EL PAíS › OPINIóN
› Por Sandra Russo
El antikirchnerismo es una cosa; el golpismo es otra. Se puede ser antikirchnerista en democracia, se puede hacerle un lockout patronal salvaje a un gobierno kirchnerista, se puede desparramar recelo, sospecha e injurias sobre la figura presidencial democrática y popular sin mayor riesgo. Todo eso se puede y está a la vista. La supuesta tiranía de De Angeli no usó una sola bala de goma a lo largo de este conflicto ni tuvo en ningún medio electrónico importante ni la mitad, ni la tercera, ni la cuarta parte no de la difusión, sino de la más burda propaganda que tuvieron gratis las entidades agropecuarias. Pero las cosas transcurrieron como un show desnudista, en el que a muchos de sus participantes ya se les cayeron los pantalones y ahora exponen sus partes íntimas.

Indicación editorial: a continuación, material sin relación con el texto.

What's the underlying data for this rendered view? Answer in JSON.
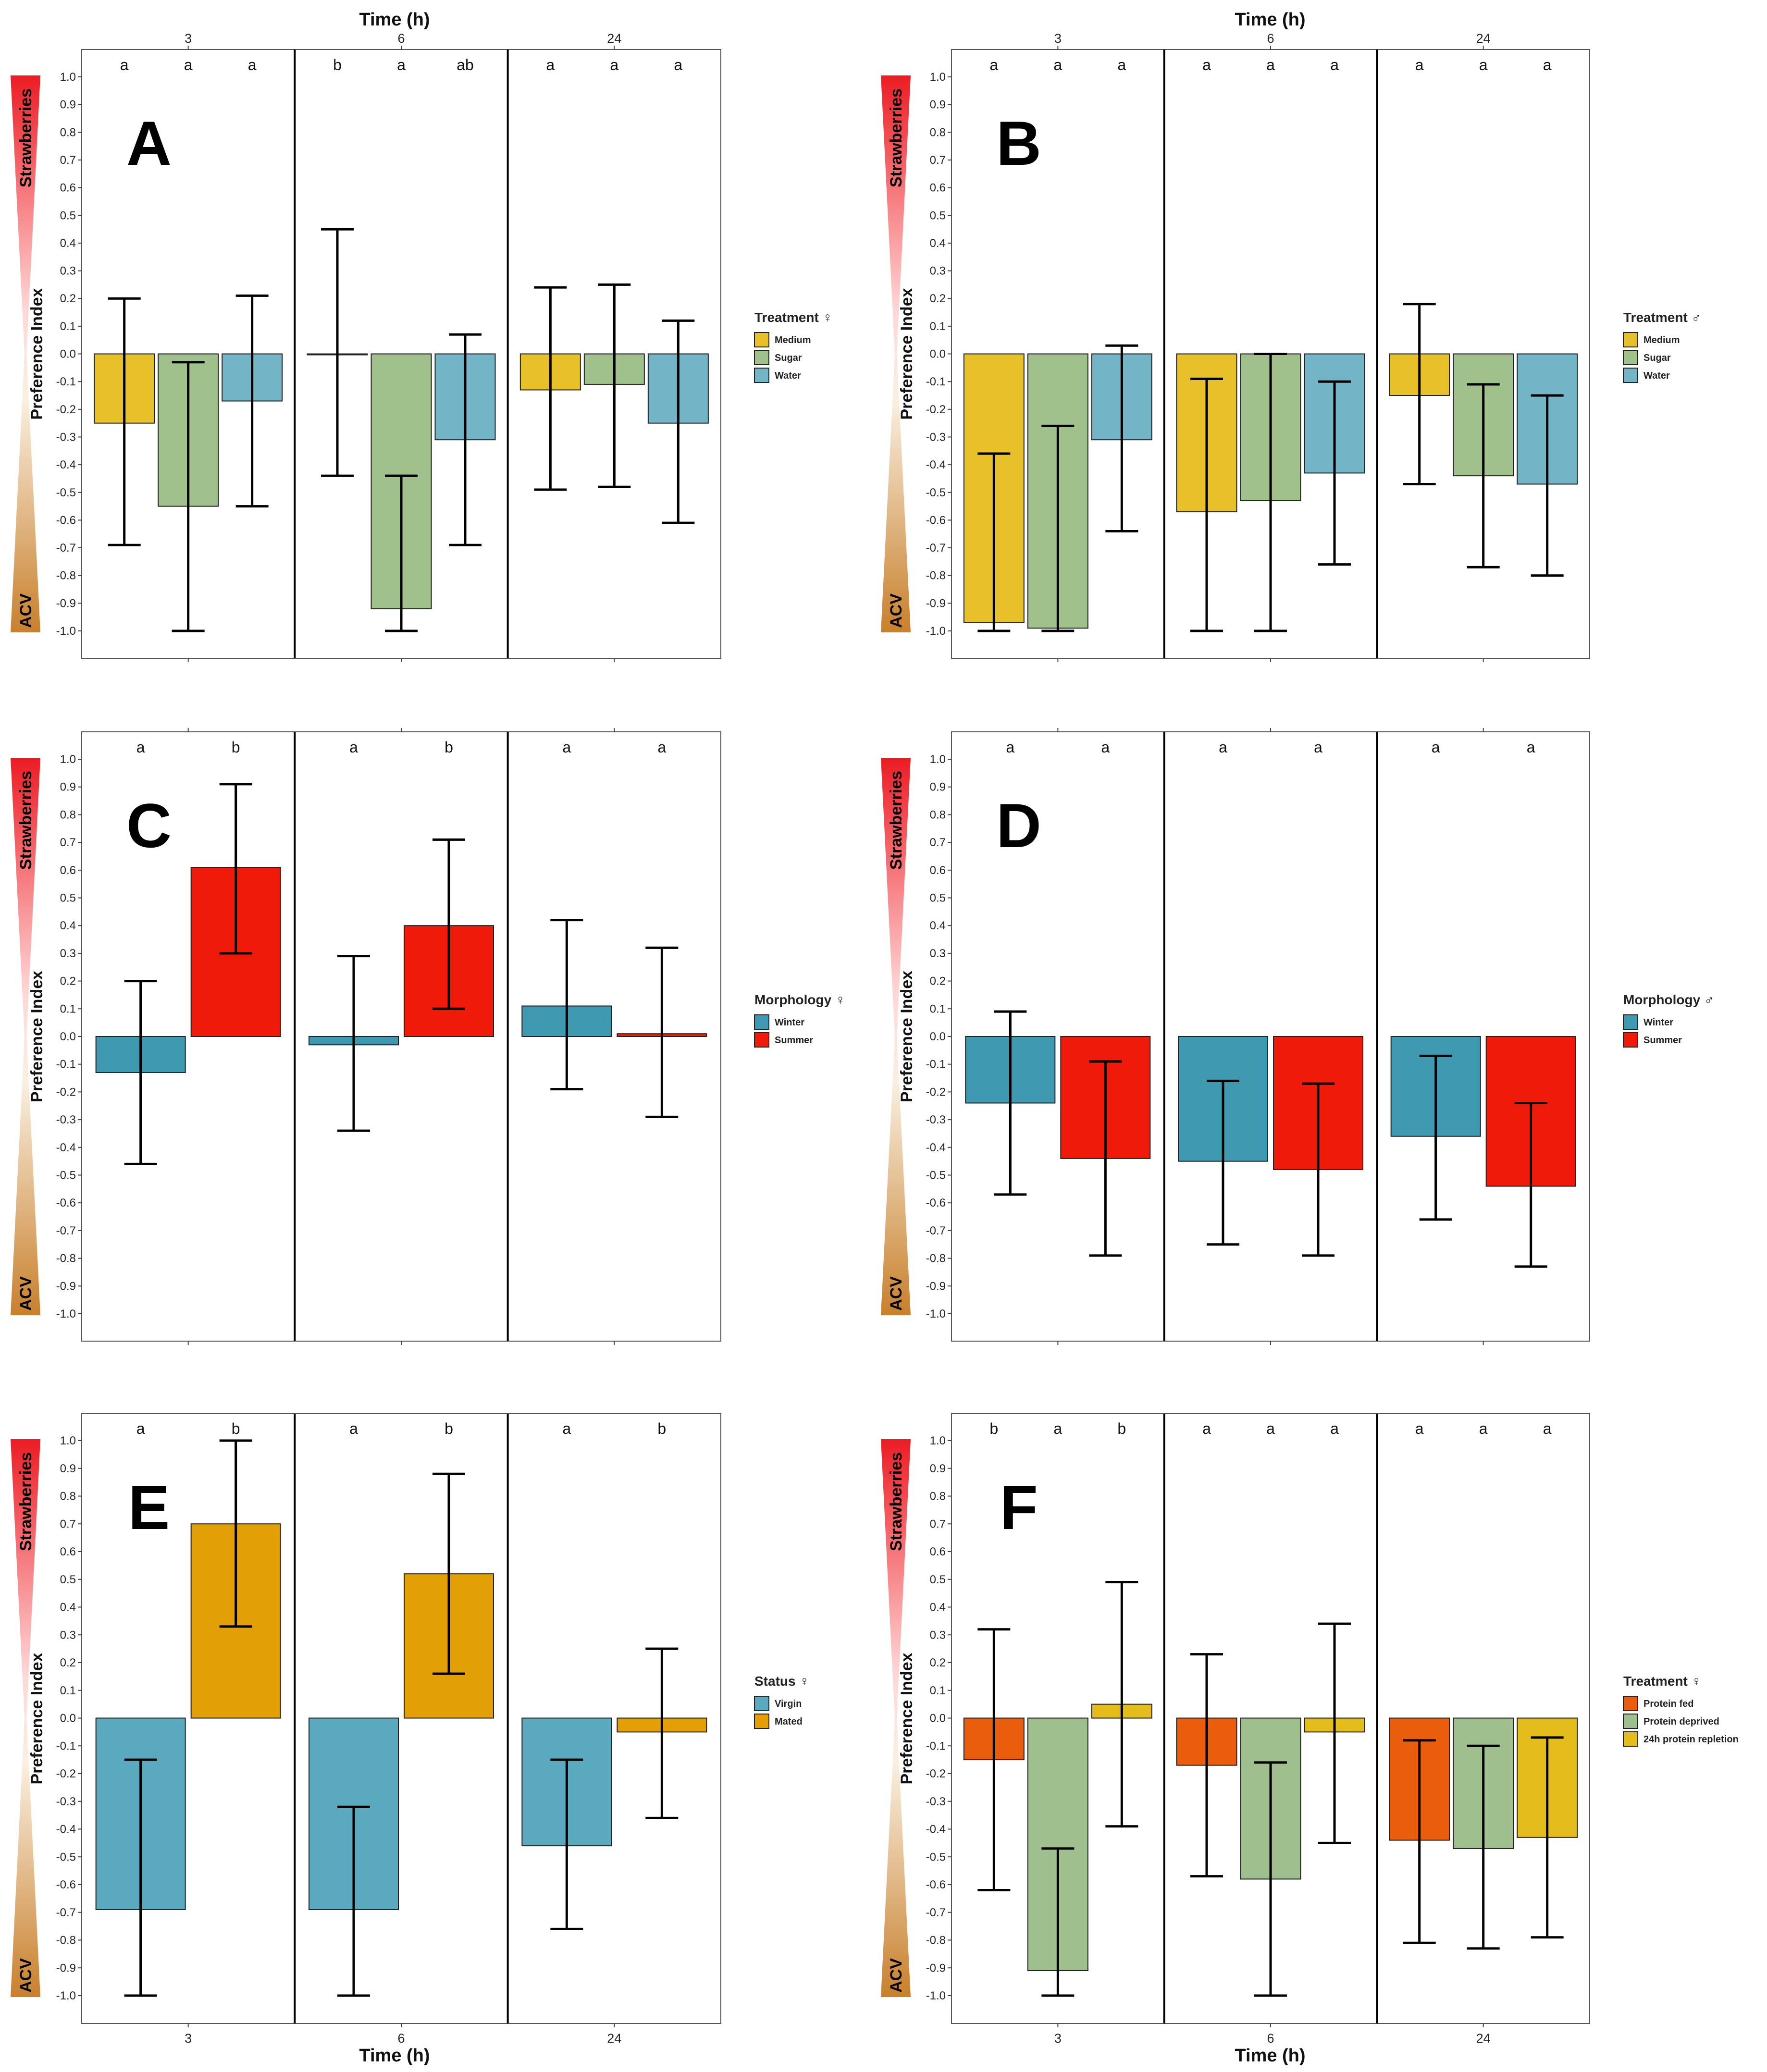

En esa intimidad del reclamo original no hay, como no hubo nunca, voluntad de diálogo. ¿Se acuerdan cuando semana tras semana los periodistas de los canales de noticias repetían cada cinco minutos que el problema era que el Gobierno no se prestaba al diálogo? Sanata tras sanata hemos tenido, como espectadores, que escuchar una y otra vez los eufemismos evidentes de quienes se presentaron como víctimas de la confiscación. Ya está a la vista que lo que hubo y hay es resistencia a vivir en una democracia que supone reglas de juego. Que hay resistencia a aceptar que hay límites para la ganancia extraordinaria. Ahora de eso se trata todo. Los ruralistas no van a respetar las reglas de juego democráticas. No lo están haciendo. Y no se detendrían si para deshacerse de la resolución maldita debieran deshacerse de la democracia. Pueden decir lo que quieran. Ya han dicho demasiado. Ahora estamos en acto.

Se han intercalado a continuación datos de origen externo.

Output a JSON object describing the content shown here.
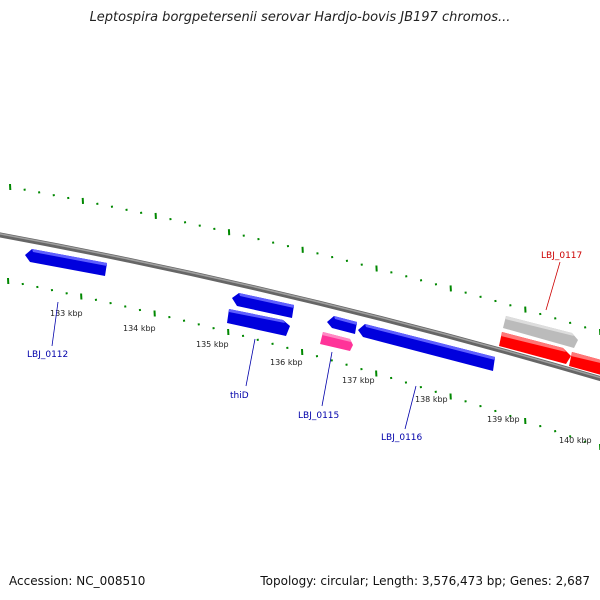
{
  "title": "Leptospira borgpetersenii serovar Hardjo-bovis JB197 chromos...",
  "footer": {
    "accession": "Accession: NC_008510",
    "summary": "Topology: circular; Length: 3,576,473 bp; Genes: 2,687"
  },
  "scale": {
    "ticks": [
      "133 kbp",
      "134 kbp",
      "135 kbp",
      "136 kbp",
      "137 kbp",
      "138 kbp",
      "139 kbp",
      "140 kbp"
    ]
  },
  "genes": [
    {
      "label": "LBJ_0112",
      "color": "#0000dd",
      "strand": "reverse"
    },
    {
      "label": "",
      "color": "#0000dd",
      "strand": "reverse"
    },
    {
      "label": "thiD",
      "color": "#0000dd",
      "strand": "forward"
    },
    {
      "label": "",
      "color": "#0000dd",
      "strand": "reverse"
    },
    {
      "label": "LBJ_0115",
      "color": "#ff3399",
      "strand": "forward"
    },
    {
      "label": "LBJ_0116",
      "color": "#0000dd",
      "strand": "reverse"
    },
    {
      "label": "",
      "color": "#bbbbbb",
      "strand": "forward"
    },
    {
      "label": "LBJ_0117",
      "color": "#ff0000",
      "strand": "forward"
    },
    {
      "label": "",
      "color": "#ff0000",
      "strand": "forward"
    }
  ],
  "colors": {
    "backbone": "#7a7a7a",
    "tick_marks": "#008800",
    "scale_text": "#222222",
    "label_blue": "#0000aa",
    "label_red": "#cc0000"
  }
}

Y lo que importa es lo que hacen, no lo que dicen. Más sopa, no. Más sapos, no. Llaman a desconocer la ley que saldrá del Parlamento. Ni importa cuál sea esa ley. No será la que ellos reclaman, porque hay un Estado decidido a intervenir en la redistribución de la renta. Están dadas las condiciones, según dijo De Angeli, para que se vuelvan a escuchar las cacerolas.

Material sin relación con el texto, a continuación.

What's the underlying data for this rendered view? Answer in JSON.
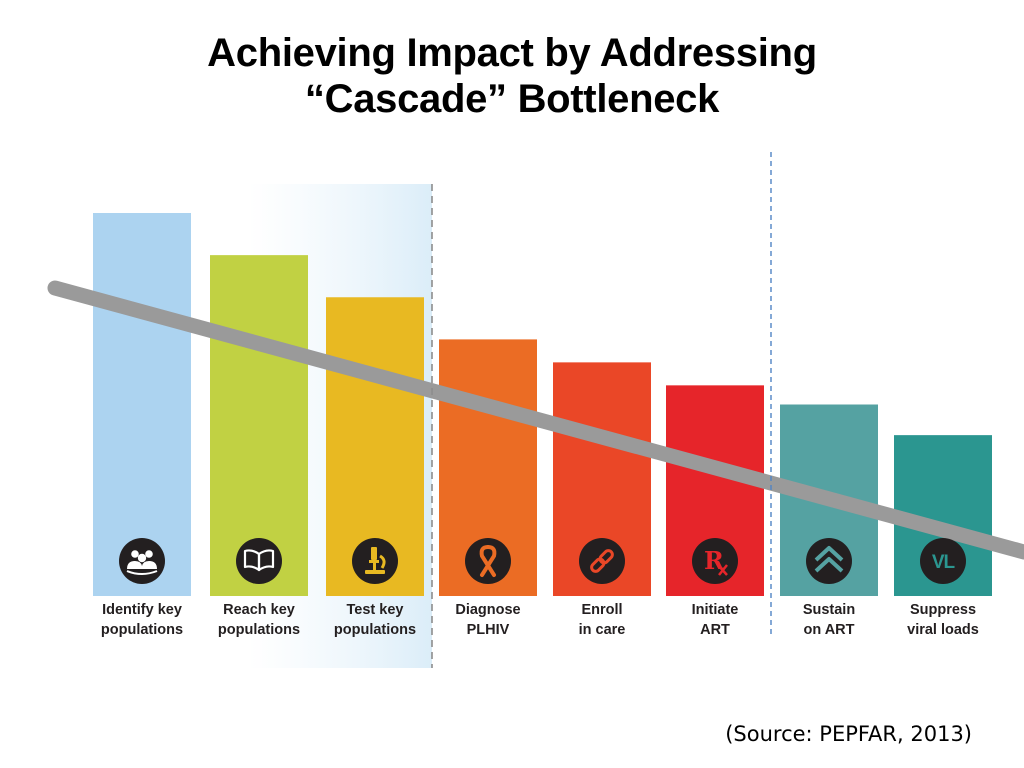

De Angeli, Buzzi, Llambías, Miguens, Biolcatti, Bullrich, Carrió, Aguad, en fin, del campo propio al despacho, ya conocemos las voces y las imágenes de quienes si hay cacerolas saldrán por la televisión de cable y aire a declarar que qué pena que no hubo diálogo. ¿Somos todos idiotas? No hay más hilo.
El antikirchnerismo es una cosa; el golpismo en la Argentina es otra. Limar las instituciones, desconocer leyes, correr todos los días las propias condiciones, volver a amenazar con cortes de rutas, volver a amenazar en consecuencia con el conflicto y el caos social que crearon ellos, a esta altura es actuar aquello que se desprendía, desde un primer momento, del “clima destituyente”. Están, repito, en acto.
Acá deberían bifurcarse los caminos entre el antikirchnerismo y el golpismo. Nadie que no haya votado a este gobierno está obligado a coincidir con sus políticas, y todos pueden criticarlas. Pero plegarse ahora, que pasamos al acto, a difundir las ideas desestabilizadoras de algunos ruralistas y algunos penosos dirigentes opositores equivaldrá a pasar un límite que, como argentinos y con nuestra historia doliéndonos en los huesos, puede no ser un error más. Puede ser el error imperdonable.